O que eu deveria falar? O silêncio era constrangedor.
- Bom, não sei por onde começar. Na verdade, estou buscando paz para meu coração e o fim de pensamentos ruins - desabafei, emocionada, com os olhos cheios de lágrimas.
- Há quanto tempo a senhora não se confessa? - perguntou ele.
Tive medo de responder. Só me lembrava da confissão da Primeira Comunhão, quando balbuciei, roxa de vergonha, que brigava com meu irmão, discutia com meus pais e - pecado dos pecados - havia, digamos, tomado emprestado sem pedido nem prazo de devolução uma lindíssima capinha de chuva transparente da Susi de uma amiga.
- Acho que tinha 8 anos. Foi na Primeira Comunhão.
- E quantos anos a senhora tem agora?
- 45.
- E a senhora acha que é católica?
- Claro que sou católica.
- Mas a Igreja manda confessar uma vez por ano. Por que a senhora não fez isso? São 40 anos...
Comecei a me irritar. Ele estava deliberadamente aumentando minha idade.
- Menos de 40, por favor. Mas não acredito em confissão. Acredito em conversas com um Deus piedoso, e isso tenho sempre.
- Existem regras na igreja. A senhora não vai andar nua na rua porque acha isso certo.
Ai, meus sais...
- São coisas diferentes. A justiça dos homens às vezes absolve o que não é absolvido pela divina e vice-versa. Ou não? Acho que há entre os católicos várias correntes que afrouxam ou apertam mais as interpretações das leis de Deus e do Vaticano.
- Isso a senhora está falando sem nenhum embasamento.
Meus sentimentos agora passavam longe de qualquer temperança. Estava em vias de pegar pesado e mandar a tal da paz que fui buscar às favas. Rapidamente, pensei: deve ser uma provação de Deus, tal qual foi feito com Jó. Diminuí a carga com uma enorme expiração.
- Olha, não estou aqui para discutir religião com o senhor, vim em busca de ajuda espiritual.
- A senhora é casada?
Sinceramente, não entendi a razão da pergunta. Enfim...
- Não, separada.
- Casou-se na igreja?
(Cordeiro de Deus que tirais os pecados do mundo, tende piedade de nós. Cordeiro de Deus que tirais o pecado do mundo, tende piedade de nós. Cordeiro de Deus que tirais o pecado do mundo, dai-nos a paz - repetia como um mantra)
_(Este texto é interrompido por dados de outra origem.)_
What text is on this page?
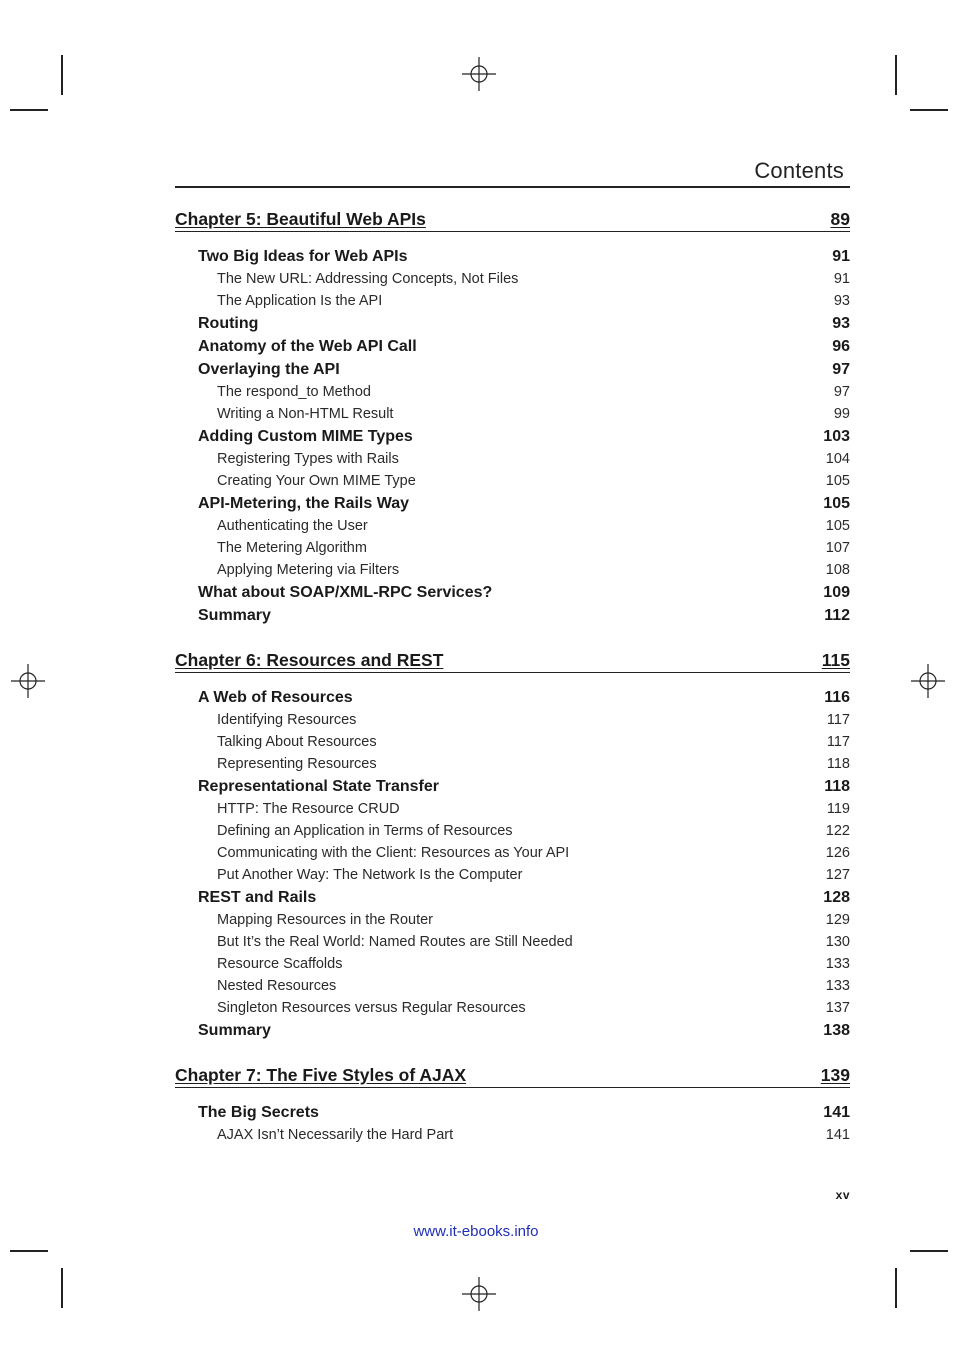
Contents
Chapter 5: Beautiful Web APIs	89
Two Big Ideas for Web APIs	91
The New URL: Addressing Concepts, Not Files	91
The Application Is the API	93
Routing	93
Anatomy of the Web API Call	96
Overlaying the API	97
The respond_to Method	97
Writing a Non-HTML Result	99
Adding Custom MIME Types	103
Registering Types with Rails	104
Creating Your Own MIME Type	105
API-Metering, the Rails Way	105
Authenticating the User	105
The Metering Algorithm	107
Applying Metering via Filters	108
What about SOAP/XML-RPC Services?	109
Summary	112
Chapter 6: Resources and REST	115
A Web of Resources	116
Identifying Resources	117
Talking About Resources	117
Representing Resources	118
Representational State Transfer	118
HTTP: The Resource CRUD	119
Defining an Application in Terms of Resources	122
Communicating with the Client: Resources as Your API	126
Put Another Way: The Network Is the Computer	127
REST and Rails	128
Mapping Resources in the Router	129
But It’s the Real World: Named Routes are Still Needed	130
Resource Scaffolds	133
Nested Resources	133
Singleton Resources versus Regular Resources	137
Summary	138
Chapter 7: The Five Styles of AJAX	139
The Big Secrets	141
AJAX Isn’t Necessarily the Hard Part	141
xv
www.it-ebooks.info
- Não casei na igreja, não.
- Faz muito tempo que se separou?
- Hã????
- Faz muito tempo que se separou?
- Uns sete anos.
- E o que fez de lá para cá?
Como assim, o que fez? Será que ele queria ouvir sobre minha vida sexual? Era isso? O frade estava me provocando. Ou não. Provação de Jó. A resposta veio ríspida.
- Trabalhei como uma mula e criei dois filhos pequenos. Mas se o senhor quer saber se tenho pecados, não sei. Todos os dias, quando rezo o Pai-Nosso, peço perdão pelas minhas ofensas. E, se eu me lembro, porque posso ter tido amnésias providenciais, não matei nem roubei. O resto dos mandamentos da lei de Deus acho que cumpri também - prolonguei-me, esquecendo com certeza aquele tal de não cobiçar... Vale para mulher e homem?
- A gente peca sempre.
- Muito por omissão. Acho que meus maiores pecados foram por omissão, sim - agilizei, sem omitir no tom das palavras que naquele momento a ira tomava conta do meu espírito antes quase santo.
- Vai à igreja?
- Não estou aqui?
- Mas tem que ir aos domingos.
Ah, não. O frade ia me levar à loucura. Provação de Jó, provação de Jó, provação de Jó.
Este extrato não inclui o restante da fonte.